Q: What is the difference between this board and the A20B-8102-0111 AP2 Main PCB?
A: The A20B-8101-0971 and A20B-8102-0111 are both AP2 main board variants documented within the same controller family, but carry different configuration or revision codes within the FANUC part numbering system. Always match the replacement part number exactly to the installed board's label. Functional compatibility between different part numbers in the same family should not be assumed without verification against FANUC's replacement cross-reference documentation.
Q: Can this board be repaired if it fails again?
A: FANUC PCBs can be subjected to component-level repair by qualified electronics repair workshops with FANUC expertise. Board-level repair is an option for reducing cost in some circumstances, but the repairability of a specific failure depends on the nature and extent of the damage. For production-critical systems, maintaining a spare new board in inventory — to avoid the turnaround time of a repair cycle — is the standard approach among maintenance engineers managing high-uptime robot installations.

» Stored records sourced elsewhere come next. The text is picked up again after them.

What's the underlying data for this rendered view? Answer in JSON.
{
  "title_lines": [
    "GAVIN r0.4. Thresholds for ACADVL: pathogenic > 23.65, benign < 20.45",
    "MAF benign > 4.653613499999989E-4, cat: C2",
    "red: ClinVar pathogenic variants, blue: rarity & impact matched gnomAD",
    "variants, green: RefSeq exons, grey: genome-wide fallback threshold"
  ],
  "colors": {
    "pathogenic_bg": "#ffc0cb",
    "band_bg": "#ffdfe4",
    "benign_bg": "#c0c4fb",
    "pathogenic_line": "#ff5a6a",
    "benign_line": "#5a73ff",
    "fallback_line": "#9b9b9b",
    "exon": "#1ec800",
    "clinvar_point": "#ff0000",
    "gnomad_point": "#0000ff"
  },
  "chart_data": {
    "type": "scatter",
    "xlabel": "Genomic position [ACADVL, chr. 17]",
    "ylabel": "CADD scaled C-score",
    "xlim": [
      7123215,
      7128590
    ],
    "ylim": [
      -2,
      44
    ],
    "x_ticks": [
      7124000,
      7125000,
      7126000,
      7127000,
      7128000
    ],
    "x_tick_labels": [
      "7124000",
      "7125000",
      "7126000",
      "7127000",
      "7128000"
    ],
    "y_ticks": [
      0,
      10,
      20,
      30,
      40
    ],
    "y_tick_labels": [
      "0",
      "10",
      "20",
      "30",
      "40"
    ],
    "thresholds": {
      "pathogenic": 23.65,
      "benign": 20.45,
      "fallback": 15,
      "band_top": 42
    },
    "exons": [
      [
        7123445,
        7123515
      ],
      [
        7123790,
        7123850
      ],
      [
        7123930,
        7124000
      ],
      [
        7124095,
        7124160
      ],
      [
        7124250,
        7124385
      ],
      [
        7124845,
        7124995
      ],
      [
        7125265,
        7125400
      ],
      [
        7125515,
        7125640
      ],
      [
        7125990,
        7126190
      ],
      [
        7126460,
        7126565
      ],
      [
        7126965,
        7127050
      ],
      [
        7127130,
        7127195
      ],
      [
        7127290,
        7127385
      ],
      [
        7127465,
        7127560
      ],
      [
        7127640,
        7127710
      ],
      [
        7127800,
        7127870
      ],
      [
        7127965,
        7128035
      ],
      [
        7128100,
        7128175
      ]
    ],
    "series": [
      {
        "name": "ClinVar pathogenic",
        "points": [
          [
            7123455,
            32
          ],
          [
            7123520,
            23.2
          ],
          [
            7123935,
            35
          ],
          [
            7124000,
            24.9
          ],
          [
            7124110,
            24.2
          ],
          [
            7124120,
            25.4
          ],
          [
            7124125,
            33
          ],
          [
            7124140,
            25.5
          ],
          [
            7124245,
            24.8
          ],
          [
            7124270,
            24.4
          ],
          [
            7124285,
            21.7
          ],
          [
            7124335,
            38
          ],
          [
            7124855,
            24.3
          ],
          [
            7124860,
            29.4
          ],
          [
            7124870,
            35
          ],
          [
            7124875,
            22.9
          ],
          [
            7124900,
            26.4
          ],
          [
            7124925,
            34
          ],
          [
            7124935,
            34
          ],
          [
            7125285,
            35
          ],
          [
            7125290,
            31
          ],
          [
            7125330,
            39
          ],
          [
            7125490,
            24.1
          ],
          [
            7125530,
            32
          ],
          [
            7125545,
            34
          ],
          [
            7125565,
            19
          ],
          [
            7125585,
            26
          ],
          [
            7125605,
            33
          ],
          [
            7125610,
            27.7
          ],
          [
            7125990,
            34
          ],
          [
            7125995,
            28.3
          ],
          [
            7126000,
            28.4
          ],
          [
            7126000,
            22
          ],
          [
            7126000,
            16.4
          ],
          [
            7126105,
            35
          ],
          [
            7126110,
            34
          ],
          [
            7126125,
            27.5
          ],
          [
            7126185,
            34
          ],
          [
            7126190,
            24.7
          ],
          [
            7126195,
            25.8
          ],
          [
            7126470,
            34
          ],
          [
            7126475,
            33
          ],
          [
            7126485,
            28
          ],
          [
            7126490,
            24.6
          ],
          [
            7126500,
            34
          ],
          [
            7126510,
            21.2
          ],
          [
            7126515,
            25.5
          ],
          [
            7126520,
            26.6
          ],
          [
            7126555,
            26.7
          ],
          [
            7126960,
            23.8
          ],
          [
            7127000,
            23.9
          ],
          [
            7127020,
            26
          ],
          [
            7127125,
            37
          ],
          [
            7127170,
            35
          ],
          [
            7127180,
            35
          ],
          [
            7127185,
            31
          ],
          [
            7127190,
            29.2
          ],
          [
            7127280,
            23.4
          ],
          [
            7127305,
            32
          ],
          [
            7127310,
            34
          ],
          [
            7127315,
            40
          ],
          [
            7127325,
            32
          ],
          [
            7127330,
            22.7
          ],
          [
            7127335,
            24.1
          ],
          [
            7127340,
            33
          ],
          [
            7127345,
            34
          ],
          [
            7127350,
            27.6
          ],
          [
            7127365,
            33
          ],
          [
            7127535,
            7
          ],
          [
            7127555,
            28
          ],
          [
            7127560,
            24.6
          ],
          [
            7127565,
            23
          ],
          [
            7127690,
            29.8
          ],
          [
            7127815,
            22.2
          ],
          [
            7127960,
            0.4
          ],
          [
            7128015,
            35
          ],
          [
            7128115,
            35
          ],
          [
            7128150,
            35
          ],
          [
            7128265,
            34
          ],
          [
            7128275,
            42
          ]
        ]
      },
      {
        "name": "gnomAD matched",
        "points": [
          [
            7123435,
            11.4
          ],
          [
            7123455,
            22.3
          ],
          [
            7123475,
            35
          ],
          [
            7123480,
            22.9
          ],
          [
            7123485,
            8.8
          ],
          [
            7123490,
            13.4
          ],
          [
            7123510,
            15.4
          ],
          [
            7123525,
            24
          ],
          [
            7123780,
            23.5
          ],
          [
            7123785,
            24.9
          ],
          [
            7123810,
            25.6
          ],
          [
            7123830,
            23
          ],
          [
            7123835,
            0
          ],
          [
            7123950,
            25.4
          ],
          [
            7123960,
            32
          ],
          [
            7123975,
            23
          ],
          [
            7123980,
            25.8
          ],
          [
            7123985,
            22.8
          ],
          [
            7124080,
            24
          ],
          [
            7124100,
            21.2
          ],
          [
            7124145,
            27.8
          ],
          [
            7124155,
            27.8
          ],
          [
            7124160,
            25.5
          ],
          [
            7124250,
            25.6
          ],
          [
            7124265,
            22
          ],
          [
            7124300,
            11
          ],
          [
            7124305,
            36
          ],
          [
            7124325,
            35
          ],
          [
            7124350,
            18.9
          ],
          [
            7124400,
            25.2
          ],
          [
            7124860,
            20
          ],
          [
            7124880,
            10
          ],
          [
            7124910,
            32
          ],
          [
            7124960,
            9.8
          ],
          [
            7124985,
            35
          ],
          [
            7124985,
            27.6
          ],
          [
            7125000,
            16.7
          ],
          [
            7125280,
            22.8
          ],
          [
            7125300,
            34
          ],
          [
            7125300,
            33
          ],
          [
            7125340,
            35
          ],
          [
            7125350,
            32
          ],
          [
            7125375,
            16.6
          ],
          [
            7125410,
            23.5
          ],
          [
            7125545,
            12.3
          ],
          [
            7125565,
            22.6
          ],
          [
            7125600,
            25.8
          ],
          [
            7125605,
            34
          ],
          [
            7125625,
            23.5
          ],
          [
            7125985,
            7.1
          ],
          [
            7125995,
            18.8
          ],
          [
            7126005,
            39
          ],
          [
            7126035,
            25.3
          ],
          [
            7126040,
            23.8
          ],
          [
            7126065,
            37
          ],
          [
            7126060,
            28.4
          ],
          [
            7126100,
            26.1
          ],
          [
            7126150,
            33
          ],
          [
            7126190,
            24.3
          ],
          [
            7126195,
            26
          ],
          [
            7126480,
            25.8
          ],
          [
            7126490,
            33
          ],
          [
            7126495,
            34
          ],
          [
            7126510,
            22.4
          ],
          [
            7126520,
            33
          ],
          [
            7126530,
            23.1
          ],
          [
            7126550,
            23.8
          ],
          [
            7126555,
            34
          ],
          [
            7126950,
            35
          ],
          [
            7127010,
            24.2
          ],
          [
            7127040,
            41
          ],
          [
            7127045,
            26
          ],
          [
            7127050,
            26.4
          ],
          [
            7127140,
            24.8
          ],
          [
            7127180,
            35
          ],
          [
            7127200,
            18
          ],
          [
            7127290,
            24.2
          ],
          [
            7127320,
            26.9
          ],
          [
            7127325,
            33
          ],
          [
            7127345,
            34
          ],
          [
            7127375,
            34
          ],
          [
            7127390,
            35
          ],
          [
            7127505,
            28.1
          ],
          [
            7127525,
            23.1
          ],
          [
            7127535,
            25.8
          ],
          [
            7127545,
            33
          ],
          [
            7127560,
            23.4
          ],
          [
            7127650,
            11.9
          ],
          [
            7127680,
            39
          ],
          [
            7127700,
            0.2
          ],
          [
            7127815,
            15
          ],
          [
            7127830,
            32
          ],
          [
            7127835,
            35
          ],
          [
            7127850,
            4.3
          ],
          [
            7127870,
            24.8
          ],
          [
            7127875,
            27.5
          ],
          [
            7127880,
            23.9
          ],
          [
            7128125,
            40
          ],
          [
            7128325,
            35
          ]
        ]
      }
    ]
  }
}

Q: Is this a genuine FANUC OEM part?
A: Yes. This is genuine FANUC Corporation manufacture — an original OEM part, not a third-party reproduction or reverse-engineered replacement. It is supplied new in original FANUC packaging, unused and untested in any prior installation.
Q: What precautions should be taken when handling and installing this board?
A: Handle only at a grounded ESD workstation with a wrist strap. Keep the board in its anti-static packaging until the moment of installation. Fully de-energise and confirm power-off in the controller before board access. Do not apply mechanical stress to the board during installation. Verify FROM/SRAM module compatibility before powering up the system after replacement.